Par Manlio Dinucci
Tandis que des milliers d’hommes, de femmes et d’enfants, poussés par le désespoir, tentent chaque jour de traverser la Méditerranée depuis la Libye en flammes, et que beaucoup y perdent la vie, le président italien Napolitano avertit : « Attention aux foyers qui nous entourent », à commencer par « l’instabilité persistante et la fragilité de la situation en Libye ».
Il oublie, et avec lui la quasi-totalité des
gouvernants et politiques, que c’est justement l’Italie qui a joué un
rôle déterminant pour allumer en 2011 le « foyer » de cette guerre dont
l’hécatombe de migrants est une des conséquences. Sur la rive sud de la
Méditerranée, face à l’Italie, se trouvait un État qui – d’après la
Banque mondiale elle-même en 2010 – avait « de hauts niveaux de
croissance économique », avec une augmentation annuelle du PIB de 7,5%,
et enregistrait « des indicateurs de développement humain élevés »,
parmi lesquels l’accès universel à l’instruction primaire et secondaire
et, pour 46%, à l’éducation universitaire. Malgré les disparités, le
niveau de vie de la population libyenne était notablement plus élevé que
celui des autres pays africains. En témoigne le fait qu’environ deux
millions d’immigrés, en majorité africains, trouvaient du travail en
Libye.
Cet État, en plus de constituer un facteur de stabilité et de développement en Afrique du Nord, avait favorisé par ses investissements la naissance d’organismes qui auraient pu un jour rendre possible l’autonomie financière de l’Afrique : la Banque africaine d’investissement, avec siège à Tripoli ; la Banque centrale africaine, avec siège à Abuja (Nigeria) ; le Fonds monétaire africain, avec siège à Yaoundé (Cameroun).
Après que des secteurs tribaux hostiles à Tripoli eurent été
financés et armés, ce qui fit que le « printemps arabe » prit en Libye,
dès le début, la forme d’une insurrection armée provoquant la riposte
gouvernementale, l’État libyen fut démoli par la guerre en 2011 : en
sept mois, l’aviation US/OTAN effectuait 10 000 missions d’attaque,
larguant plus de 40 000 bombes et missiles.
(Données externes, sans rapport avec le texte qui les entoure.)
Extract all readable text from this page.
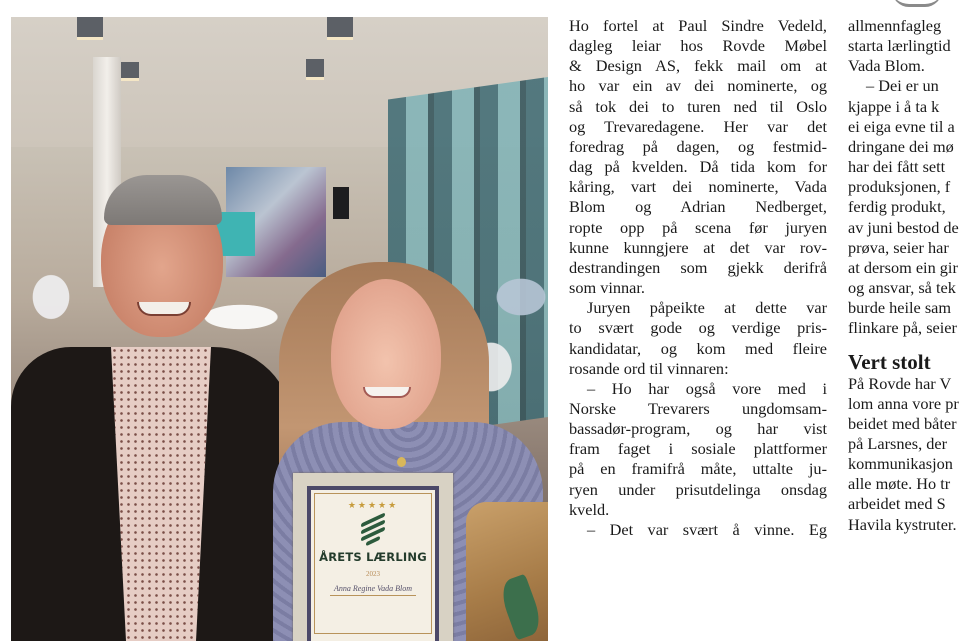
★★★★★
ÅRETS LÆRLING
2023
Anna Regine Vada Blom

Ho fortel at Paul Sindre Vedeld,
dagleg leiar hos Rovde Møbel
& Design AS, fekk mail om at
ho var ein av dei nominerte, og
så tok dei to turen ned til Oslo
og Trevaredagene. Her var det
foredrag på dagen, og festmid-
dag på kvelden. Då tida kom for
kåring, vart dei nominerte, Vada
Blom og Adrian Nedberget,
ropte opp på scena før juryen
kunne kunngjere at det var rov-
destrandingen som gjekk derifrå
som vinnar.

Juryen påpeikte at dette var
to svært gode og verdige pris-
kandidatar, og kom med fleire
rosande ord til vinnaren:

– Ho har også vore med i
Norske Trevarers ungdomsam-
bassadør-program, og har vist
fram faget i sosiale plattformer
på en framifrå måte, uttalte ju-
ryen under prisutdelinga onsdag
kveld.

– Det var svært å vinne. Eg

allmennfagleg
starta lærlingtid
Vada Blom.

– Dei er un
kjappe i å ta k
ei eiga evne til a
dringane dei mø
har dei fått sett
produksjonen, f
ferdig produkt,
av juni bestod de
prøva, seier har
at dersom ein gir
og ansvar, så tek
burde heile sam
flinkare på, seier

Vert stolt

På Rovde har V
lom anna vore pr
beidet med båter
på Larsnes, der
kommunikasjon
alle møte. Ho tr
arbeidet med S
Havila kystruter.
L’Italie participa à cette guerre avec ses bases et forces
militaires, déchirant le traité d’amitié, partenariat et coopération
entre les deux pays. « En souvenir des luttes de libération et du 25
avril –déclarait le président Napolitano le 26 avril 2011 – nous ne
pouvions pas rester indifférents à la réaction sanguinaire du colonel
Kadhafi en Libye : d’où l’adhésion de l’Italie au plan d’intervention de
la coalition sous conduite de l’OTAN ».
Pendant la guerre des forces spéciales, dont des milliers de
commandos qataris, furent infiltrées en Libye et simultanément on
finança et arma des groupes islamistes, qualifiés de terroristes
quelques mois auparavant encore. Il est significatif que ce soient les
milices islamistes de Misrata, qui avaient lynché Kadhafi, qui occupent
maintenant l’aéroport de Tripoli.
C’est dans un tel ce cadre que se sont formés les premiers noyaux de
l’ISIS (EIIL) qui, passés ensuite en Syrie, y ont construit le gros de
leur force puis ont lancé leur offensive en Irak. Ils jouent de fait un
rôle fonctionnel à la stratégie USA/OTAN de démolition des États à
travers la guerre secrète.
« Il est désormais évident – déclare le président Napolitano – que
chaque État failli devient inévitablement un pôle d’accumulation et de
diffusion mondiale de l’extrémisme et de l’illégalité ». Reste seulement
à voir quels sont les « États faillis ». Ce ne sont pas les États
nationaux comme la Libye, la Syrie et l’Irak qui, situés dans des zones
riches en pétrole ou avec une position géostratégique importante, sont
totalement ou en partie hors du contrôle de l’Occident, et sont ensuite
démolis par la guerre.
Ce sont en réalité les plus grands États de l’Occident qui, en
trahissant leurs constitutions, ont failli en tant que démocraties, en
revenant à l’impérialisme du XIXème siècle.